Mówimy o tym, ponieważ towarzysze, aresztowani za „słabsze” sprawy (legally and only), niż inni, występują ramię w ramię z towarzyszami, którym stawia się o wiele surowsze zarzuty. Robią tak pomimo, że wielu z nich mogłoby pomyśleć, że najlepiej będzie wcale nie zabierać głosu, ponieważ z racji lekkich zarzutów, zostaną wkrótce wypuszczeni na wolność (coś co wcale nie jest pewne)

„Nie prosimy o drobiazg. Tym czego szukamy jest wojna jako taka, w ramach niej zaś dłoń, która sięgnie po naszą własność , zarówno w przypadku zwycięstwa, ale również szczególnie w przypadku naszej porażki, nigdy nie wiążącej się z odwrotem, ustąpieniem. Ręka, która będzie uderzać bez wahania, cokolwiek i kogokolwiek miałaby na celu. Prosto i pomiędzy oczy. Ponieważ walka nigdy się nie kończy, lecz dopiero gwałtownie wzrasta.”

13 stycznia, oddział antyterrorystyczny aresztował naszych towarzyszy Dimitria Fessasa, Babis Tsilianidis, Dimitrisa Dimtsiadisa i Sokratesa Tzifkasa. Ukrywali się oni przed wymiarem sprawiedliwości po tym jak aresztowano buntownika Johna Skouloudisa. Towarzysze ci nie okazali skruchy, oświadczając, że są anarchistami-buntownikami oraz nie uznają procesu. Nie wzięli sobie nawet prawników, udowadniając tym swój brak tolerancji dla systemu sądowniczego i jego praw, jak również odrzucając „swobody” które ten zapewnia (obrona prawna). Z powodu tej sprawy aresztowana była również anarchistka Fee Meyer.

Za niedopuszczalne uważamy działania środowiska anarchistycznego w związku ze sprawą aresztowania tych 4 towarzyszy z Salonik.

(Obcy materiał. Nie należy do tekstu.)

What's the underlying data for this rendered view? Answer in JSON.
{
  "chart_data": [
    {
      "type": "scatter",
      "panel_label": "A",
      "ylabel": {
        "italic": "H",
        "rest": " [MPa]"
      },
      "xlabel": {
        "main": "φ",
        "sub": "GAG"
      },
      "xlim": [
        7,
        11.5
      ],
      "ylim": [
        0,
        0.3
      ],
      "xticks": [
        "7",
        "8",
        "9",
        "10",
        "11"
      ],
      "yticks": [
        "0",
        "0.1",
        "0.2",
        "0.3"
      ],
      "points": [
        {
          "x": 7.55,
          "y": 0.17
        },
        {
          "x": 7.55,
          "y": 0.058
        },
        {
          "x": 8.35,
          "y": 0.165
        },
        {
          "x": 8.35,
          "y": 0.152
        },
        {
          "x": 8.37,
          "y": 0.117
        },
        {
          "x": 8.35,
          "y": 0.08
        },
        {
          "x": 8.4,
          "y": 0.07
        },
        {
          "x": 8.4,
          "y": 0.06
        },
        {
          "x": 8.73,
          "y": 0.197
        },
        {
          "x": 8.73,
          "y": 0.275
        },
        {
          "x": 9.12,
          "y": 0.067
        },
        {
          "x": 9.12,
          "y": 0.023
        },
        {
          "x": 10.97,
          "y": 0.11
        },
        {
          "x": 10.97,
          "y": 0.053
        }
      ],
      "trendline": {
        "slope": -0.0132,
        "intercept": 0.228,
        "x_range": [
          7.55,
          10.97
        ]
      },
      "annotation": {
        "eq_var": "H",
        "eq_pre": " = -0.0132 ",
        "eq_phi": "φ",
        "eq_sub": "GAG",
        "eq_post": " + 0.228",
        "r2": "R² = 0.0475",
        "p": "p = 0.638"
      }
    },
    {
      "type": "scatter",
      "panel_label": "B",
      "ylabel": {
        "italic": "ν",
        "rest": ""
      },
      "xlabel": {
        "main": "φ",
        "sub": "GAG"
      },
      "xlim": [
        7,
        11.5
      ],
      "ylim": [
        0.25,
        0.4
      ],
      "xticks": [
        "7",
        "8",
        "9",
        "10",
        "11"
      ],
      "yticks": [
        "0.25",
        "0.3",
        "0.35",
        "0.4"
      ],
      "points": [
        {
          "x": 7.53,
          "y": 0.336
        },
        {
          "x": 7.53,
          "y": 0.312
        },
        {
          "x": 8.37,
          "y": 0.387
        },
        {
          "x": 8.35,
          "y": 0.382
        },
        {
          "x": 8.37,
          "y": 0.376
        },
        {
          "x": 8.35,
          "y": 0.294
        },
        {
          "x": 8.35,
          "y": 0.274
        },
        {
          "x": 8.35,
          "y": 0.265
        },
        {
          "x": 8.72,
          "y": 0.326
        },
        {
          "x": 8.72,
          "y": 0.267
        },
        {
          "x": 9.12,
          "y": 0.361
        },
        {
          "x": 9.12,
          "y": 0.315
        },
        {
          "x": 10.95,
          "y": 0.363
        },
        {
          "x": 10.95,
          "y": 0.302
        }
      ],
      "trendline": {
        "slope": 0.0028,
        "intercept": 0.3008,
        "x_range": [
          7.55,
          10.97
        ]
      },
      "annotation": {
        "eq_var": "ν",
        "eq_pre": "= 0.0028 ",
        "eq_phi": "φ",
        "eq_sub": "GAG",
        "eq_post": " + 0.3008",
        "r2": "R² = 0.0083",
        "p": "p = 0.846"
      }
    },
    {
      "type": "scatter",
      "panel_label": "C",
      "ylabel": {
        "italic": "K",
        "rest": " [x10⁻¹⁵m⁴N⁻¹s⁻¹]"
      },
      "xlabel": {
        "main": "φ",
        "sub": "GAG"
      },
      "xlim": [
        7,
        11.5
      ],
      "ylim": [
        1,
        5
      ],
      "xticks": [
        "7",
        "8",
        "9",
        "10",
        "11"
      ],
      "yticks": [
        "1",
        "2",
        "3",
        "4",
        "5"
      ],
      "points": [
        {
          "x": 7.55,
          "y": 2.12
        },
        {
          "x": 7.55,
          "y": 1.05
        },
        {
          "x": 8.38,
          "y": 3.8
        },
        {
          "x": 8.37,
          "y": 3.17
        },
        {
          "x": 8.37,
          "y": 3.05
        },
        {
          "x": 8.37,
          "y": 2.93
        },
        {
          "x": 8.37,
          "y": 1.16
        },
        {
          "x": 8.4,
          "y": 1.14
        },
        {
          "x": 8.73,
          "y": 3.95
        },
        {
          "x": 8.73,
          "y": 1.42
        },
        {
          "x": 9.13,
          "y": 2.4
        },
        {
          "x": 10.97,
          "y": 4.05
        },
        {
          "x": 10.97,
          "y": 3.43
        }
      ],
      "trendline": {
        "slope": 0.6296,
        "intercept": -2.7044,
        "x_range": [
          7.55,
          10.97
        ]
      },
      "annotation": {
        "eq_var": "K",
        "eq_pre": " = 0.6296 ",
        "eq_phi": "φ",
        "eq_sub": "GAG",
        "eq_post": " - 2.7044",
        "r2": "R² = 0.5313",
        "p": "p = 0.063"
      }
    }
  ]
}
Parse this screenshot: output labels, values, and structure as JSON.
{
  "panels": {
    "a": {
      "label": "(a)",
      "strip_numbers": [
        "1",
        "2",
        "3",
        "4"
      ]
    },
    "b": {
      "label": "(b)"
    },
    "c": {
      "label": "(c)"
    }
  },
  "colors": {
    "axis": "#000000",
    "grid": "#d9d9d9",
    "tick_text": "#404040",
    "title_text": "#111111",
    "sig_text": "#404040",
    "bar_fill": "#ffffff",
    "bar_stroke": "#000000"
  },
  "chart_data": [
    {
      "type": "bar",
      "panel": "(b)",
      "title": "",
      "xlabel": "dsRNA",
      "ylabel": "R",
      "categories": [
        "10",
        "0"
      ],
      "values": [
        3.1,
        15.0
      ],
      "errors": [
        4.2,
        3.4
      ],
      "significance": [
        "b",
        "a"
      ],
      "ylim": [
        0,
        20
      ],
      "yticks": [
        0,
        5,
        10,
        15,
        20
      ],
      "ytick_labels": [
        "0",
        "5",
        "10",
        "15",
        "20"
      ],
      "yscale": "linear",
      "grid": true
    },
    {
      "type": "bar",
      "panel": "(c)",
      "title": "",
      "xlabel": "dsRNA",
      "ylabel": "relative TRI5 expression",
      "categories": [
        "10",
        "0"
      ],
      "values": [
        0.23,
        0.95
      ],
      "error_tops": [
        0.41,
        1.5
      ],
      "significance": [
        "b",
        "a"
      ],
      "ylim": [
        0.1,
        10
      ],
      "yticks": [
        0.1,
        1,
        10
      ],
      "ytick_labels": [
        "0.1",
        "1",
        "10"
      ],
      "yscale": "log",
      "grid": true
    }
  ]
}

Faktem jest, że miały miejsce publiczne apele o „niesprawiedliwe” aresztowanie Fee Meyer, że doszło do kryminalizacji jej przyjacielsko-towarzyskich relacji, że media manipulowały jej przypadkiem i że doszło do wielu innych rzeczy, niewątpliwie, ukierunkowanych na wywołanie dezorientacji w tej sprawie. Uważamy jednak reakcje środowiska anarchistycznego za obłudne, podczas gdy 4 towarzyszy nie ma nawet swojego własnego adwokata i powiedziało śledczym, że niczego nie żałują, gdyż są anarchicznymi buntownikami. Po raz kolejny dowiedziono, że ostatecznie „niewinni” zasługują na więcej „niewinnej” legalistycznej solidarności. Solidarność w tym przypadku ponownie przybrała chrześcijańską formę współczucia.

Po tym jak aresztowano anarchistę i członka Konspiracyjnych Komórek Ognia, Michalisa Nikolopoulosa, bezzwłocznie zdecydowaliśmy że, jako minimum naszej reakcji na ten fakt, przeprowadzimy kilka odwetowych uderzeń. A zatem, od czwartku do soboty, zorganizowaliśmy falę podpaleń, której celem było udzielenie minimum odpowiedzi na aresztowanie naszego towarzysza. Oczywiście zdajemy sobie sprawę, że działania te były odwetowe i stanowią zaledwie minimum możliwości w porównaniu z ciosem jakim jest schwytanie towarzysza. Obiecujemy zatem potężniejsze uderzenia.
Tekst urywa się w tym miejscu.